Opponents warn that the bill, if signed by Gov. Nathan Deal, will lead to a lawsuit. They point to a similar law in Florida. Opponents there sued, and a federal judge has halted the law.
But Sen. John Albers (R-Roswell), who helped spearhead the drug testing effort, told Georgia Health News after the 36-15 vote that supporters have anticipated a legal challenge and have crafted legislation that he believes will be upheld.
“We worked very hard on the bill,’’ he said.
Albers said he and others consulted officials in Florida, the Georgia attorney general’s office, and the Heritage Foundation in formulating the legislation. He said the federal welfare reform law of the 1990s allows such drug testing.
Additionally Tuesday, the Senate passed separate health-related bills that would beef up state efforts to combat Medicaid fraud; accelerate the use of drug courts to treat low-level offenders; crack down on ‘‘pill mills’’ that sell narcotics illegally; and re-criminalize assisted suicide in Georgia.
Opponents of the drug testing bill said a lawsuit is certain, and contrary to Albers, they suggested it would ultimately prove successful.
The Georgia bill ‘‘is on very shaky constitutional ground,’’ said Shelley Senterfitt, an attorney representing the Georgia Coalition Against Domestic Violence and Georgia Women for a Change.
She said the bill is “substantially similar’’ to the one passed in Florida, which is now before the 11th Circuit Court of Appeals in Atlanta.
Senterfitt said ‘‘suspicionless’’ drug testing has been shown to be unconstitutional. She pointed to the striking down of a Georgia law that required candidates running for public office to take a drug test.
Albers defended the bill as ‘‘leveling the playing field,’’ because applicants for private-sector jobs often have to be drug-tested. He said he has taken several drug tests himself.
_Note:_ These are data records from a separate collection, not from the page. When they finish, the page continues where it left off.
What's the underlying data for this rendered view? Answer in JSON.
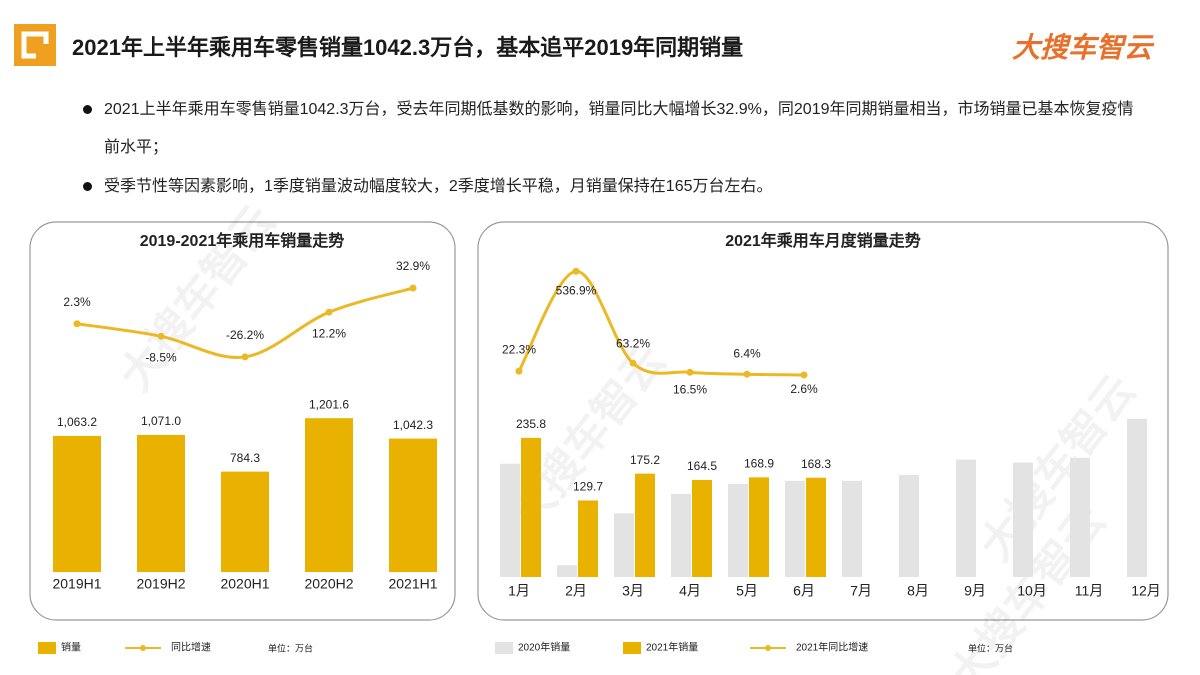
{
  "header": {
    "title": "2021年上半年乘用车零售销量1042.3万台，基本追平2019年同期销量",
    "logo": "大搜车智云"
  },
  "bullets": [
    "2021上半年乘用车零售销量1042.3万台，受去年同期低基数的影响，销量同比大幅增长32.9%，同2019年同期销量相当，市场销量已基本恢复疫情前水平；",
    "受季节性等因素影响，1季度销量波动幅度较大，2季度增长平稳，月销量保持在165万台左右。"
  ],
  "watermark": "大搜车智云",
  "chart_data": [
    {
      "type": "combo",
      "title": "2019-2021年乘用车销量走势",
      "unit": "单位：万台",
      "categories": [
        "2019H1",
        "2019H2",
        "2020H1",
        "2020H2",
        "2021H1"
      ],
      "ylim": [
        0,
        1500
      ],
      "y2lim": [
        -46,
        57
      ],
      "series": [
        {
          "name": "销量",
          "type": "bar",
          "color": "#e9b100",
          "data_labels": true,
          "values": [
            1063.2,
            1071.0,
            784.3,
            1201.6,
            1042.3
          ],
          "value_labels": [
            "1,063.2",
            "1,071.0",
            "784.3",
            "1,201.6",
            "1,042.3"
          ]
        },
        {
          "name": "同比增速",
          "type": "line",
          "axis": "y2",
          "color": "#ebb925",
          "data_labels": true,
          "values": [
            2.3,
            -8.5,
            -26.2,
            12.2,
            32.9
          ],
          "value_labels": [
            "2.3%",
            "-8.5%",
            "-26.2%",
            "12.2%",
            "32.9%"
          ]
        }
      ]
    },
    {
      "type": "combo",
      "title": "2021年乘用车月度销量走势",
      "unit": "单位：万台",
      "categories": [
        "1月",
        "2月",
        "3月",
        "4月",
        "5月",
        "6月",
        "7月",
        "8月",
        "9月",
        "10月",
        "11月",
        "12月"
      ],
      "ylim": [
        0,
        300
      ],
      "y2lim": [
        -75,
        595
      ],
      "series": [
        {
          "name": "2020年销量",
          "type": "bar",
          "color": "#e3e3e3",
          "data_labels": false,
          "values": [
            192,
            20,
            108,
            141,
            158,
            163,
            163,
            173,
            199,
            194,
            202,
            268
          ]
        },
        {
          "name": "2021年销量",
          "type": "bar",
          "color": "#e9b100",
          "data_labels": true,
          "values": [
            235.8,
            129.7,
            175.2,
            164.5,
            168.9,
            168.3,
            null,
            null,
            null,
            null,
            null,
            null
          ]
        },
        {
          "name": "2021年同比增速",
          "type": "line",
          "axis": "y2",
          "color": "#ebb925",
          "data_labels": true,
          "values": [
            22.3,
            536.9,
            63.2,
            16.5,
            6.4,
            2.6,
            null,
            null,
            null,
            null,
            null,
            null
          ],
          "value_labels": [
            "22.3%",
            "536.9%",
            "63.2%",
            "16.5%",
            "6.4%",
            "2.6%",
            null,
            null,
            null,
            null,
            null,
            null
          ]
        }
      ]
    }
  ]
}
“This is a good government bill,’’ he said.
More use of drug courts is part of a broad criminal justice reform bill (House Bill 1176) that passed the Senate unanimously.
Georgia now has more than 100 accountability courts, many of which require defendants to work, stay sober and get treatment. Deal has proposed to quintuple the funding for them to $10 million, according to a recent AJC story.
The vocal backers of the pill mill legislation have included state Attorney General Sam Olens, who says these narcotics operations have seeped into Georgia since Florida passed a tough law against them.
Sen. Buddy Carter (R-Pooler), a pharmacist who spoke on behalf of House Bill 972, said the legislation would help ‘‘get pill mills out of our communities.’’
The legislation would place pain clinics under the jurisdiction of the state medical board and require them to be owned by physicians.
The bill banning assisted suicide follows a recent unanimous decision by the Georgia Supreme Court that killed the old law.
The court struck down the 1994 state law on assisted suicide because it targeted only those who publicly advertised their involvement in the practice. The court said that approach infringed on free speech, but that a simple ban on assisted suicide was constitutional.